Her smile died when Mala laughed. It was a laugh that stripped away years. Nyx wasn’t on the patio anymore, surrounded by cultured discussion and draped in red silk. She was home, on Dobrevi, with skinned knees and grass stains on her pants, running so fast she thought her legs would come off. Kiran was at her side, and Mala was trying to keep up, as she always did.
She’d been a tangle of knees and elbows then, her black hair always tangled and her cuffs too short on long arms and legs. When had she become this woman, tall and self-possessed, with eyes that crinkled at the edges when she laughed, and a lopsided smile? She held a hand over her mouth, a habitual gesture that hid crooked teeth, and her shoulders hunched as if she was ashamed of the sound of her laugh.
“I’m so glad to see you,” Nyx said, before she could stop herself.
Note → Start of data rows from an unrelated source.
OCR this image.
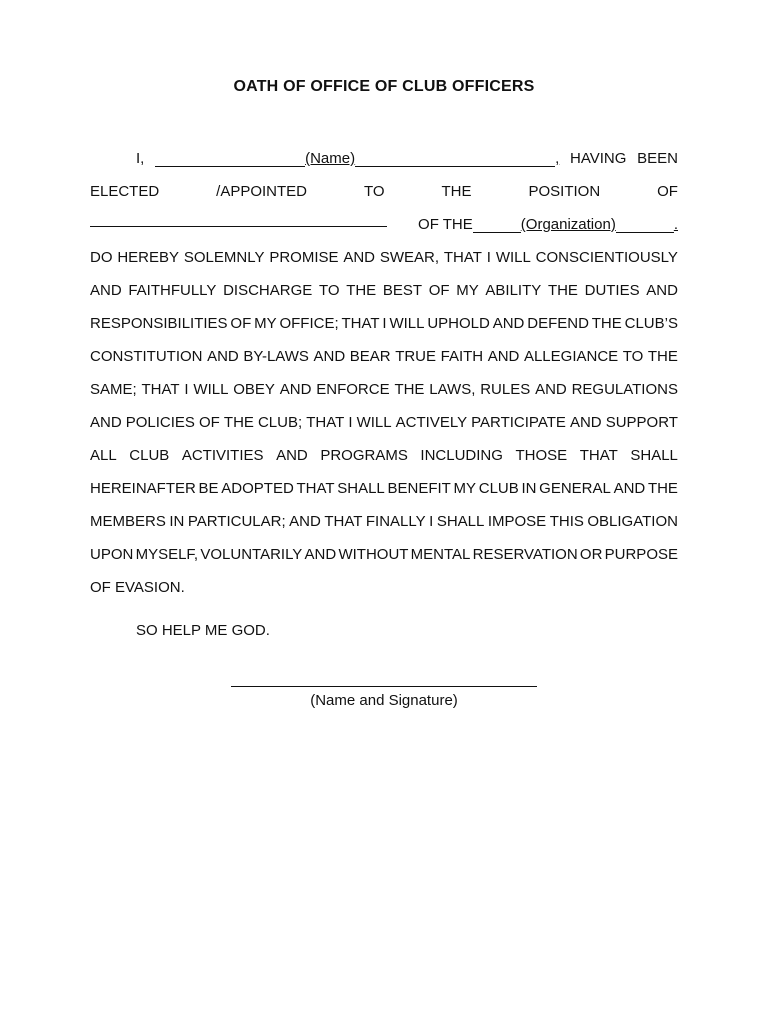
OATH OF OFFICE OF CLUB OFFICERS
I,	(Name)	, HAVING BEEN
ELECTED	/APPOINTED	TO	THE	POSITION	OF
OF THE	(Organization)	.
DO HEREBY SOLEMNLY PROMISE AND SWEAR, THAT I WILL CONSCIENTIOUSLY
AND FAITHFULLY DISCHARGE TO THE BEST OF MY ABILITY THE DUTIES AND
RESPONSIBILITIES OF MY OFFICE; THAT I WILL UPHOLD AND DEFEND THE CLUB’S
CONSTITUTION AND BY-LAWS AND BEAR TRUE FAITH AND ALLEGIANCE TO THE
SAME; THAT I WILL OBEY AND ENFORCE THE LAWS, RULES AND REGULATIONS
AND POLICIES OF THE CLUB; THAT I WILL ACTIVELY PARTICIPATE AND SUPPORT
ALL CLUB ACTIVITIES AND PROGRAMS INCLUDING THOSE THAT SHALL
HEREINAFTER BE ADOPTED THAT SHALL BENEFIT MY CLUB IN GENERAL AND THE
MEMBERS IN PARTICULAR; AND THAT FINALLY I SHALL IMPOSE THIS OBLIGATION
UPON MYSELF, VOLUNTARILY AND WITHOUT MENTAL RESERVATION OR PURPOSE
OF EVASION.
SO HELP ME GOD.
(Name and Signature)
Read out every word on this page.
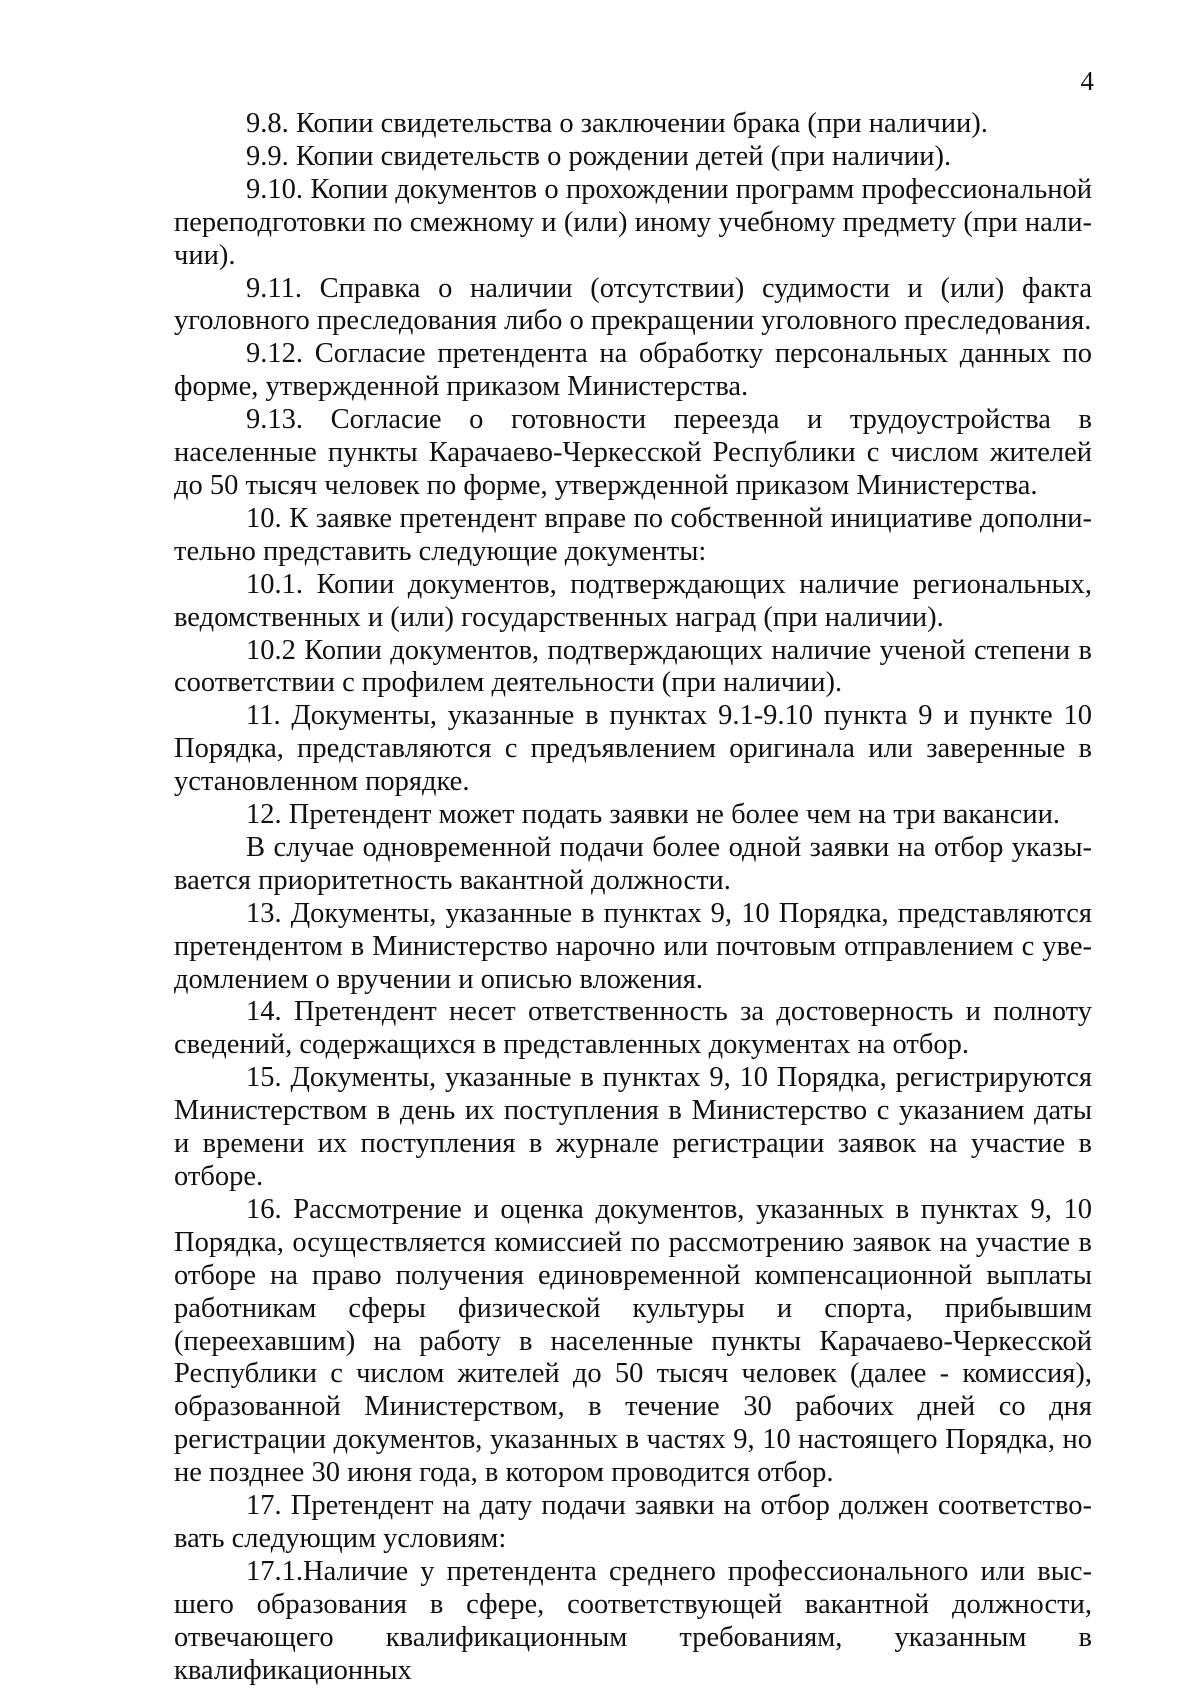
4

9.8. Копии свидетельства о заключении брака (при наличии).

9.9. Копии свидетельств о рождении детей (при наличии).

9.10. Копии документов о прохождении программ профессиональной переподготовки по смежному и (или) иному учебному предмету (при наличии).

9.11. Справка о наличии (отсутствии) судимости и (или) факта уголовного преследования либо о прекращении уголовного преследования.

9.12. Согласие претендента на обработку персональных данных по форме, утвержденной приказом Министерства.

9.13. Согласие о готовности переезда и трудоустройства в населенные пункты Карачаево-Черкесской Республики с числом жителей до 50 тысяч человек по форме, утвержденной приказом Министерства.

10. К заявке претендент вправе по собственной инициативе дополнительно представить следующие документы:

10.1. Копии документов, подтверждающих наличие региональных, ведомственных и (или) государственных наград (при наличии).

10.2 Копии документов, подтверждающих наличие ученой степени в соответствии с профилем деятельности (при наличии).

11. Документы, указанные в пунктах 9.1-9.10 пункта 9 и пункте 10 Порядка, представляются с предъявлением оригинала или заверенные в установленном порядке.

12. Претендент может подать заявки не более чем на три вакансии.

В случае одновременной подачи более одной заявки на отбор указывается приоритетность вакантной должности.

13. Документы, указанные в пунктах 9, 10 Порядка, представляются претендентом в Министерство нарочно или почтовым отправлением с уведомлением о вручении и описью вложения.

14. Претендент несет ответственность за достоверность и полноту сведений, содержащихся в представленных документах на отбор.

15. Документы, указанные в пунктах 9, 10 Порядка, регистрируются Министерством в день их поступления в Министерство с указанием даты и времени их поступления в журнале регистрации заявок на участие в отборе.

16. Рассмотрение и оценка документов, указанных в пунктах 9, 10 Порядка, осуществляется комиссией по рассмотрению заявок на участие в отборе на право получения единовременной компенсационной выплаты работникам сферы физической культуры и спорта, прибывшим (переехавшим) на работу в населенные пункты Карачаево-Черкесской Республики с числом жителей до 50 тысяч человек (далее - комиссия), образованной Министерством, в течение 30 рабочих дней со дня регистрации документов, указанных в частях 9, 10 настоящего Порядка, но не позднее 30 июня года, в котором проводится отбор.

17. Претендент на дату подачи заявки на отбор должен соответствовать следующим условиям:

17.1.Наличие у претендента среднего профессионального или высшего образования в сфере, соответствующей вакантной должности, отвечающего квалификационным требованиям, указанным в квалификационных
Mala’s cheeks flushed. “I’m glad to see you, too.” She hesitated, looking down at her glass.
“What is it?”
“Okay, you have to tell me something.” Mala’s eyes were bright. “Not the mutiny—not that you know anything about that, of course.” One black brow arched. “But what’s it like being a Dragon?”
Nyx paused. She was used to seeing the men in her unit get this question, while she sat in the corner and used a death glare to keep people from approaching her. She was used to rolling her eyes when she heard the men talk about the danger and the excitement of being a Dragon, and now, to her amusement, she heard the same self-serving phrases coming out of her own mouth. “Well, you know, chasing drug runners and slave traders … never a dull moment.” Good Lord in Heaven, she was even giving the same humble-looking shrug they always did, as if mortal danger didn’t scare her.
What was she trying to do? Was she trying to impress Mala?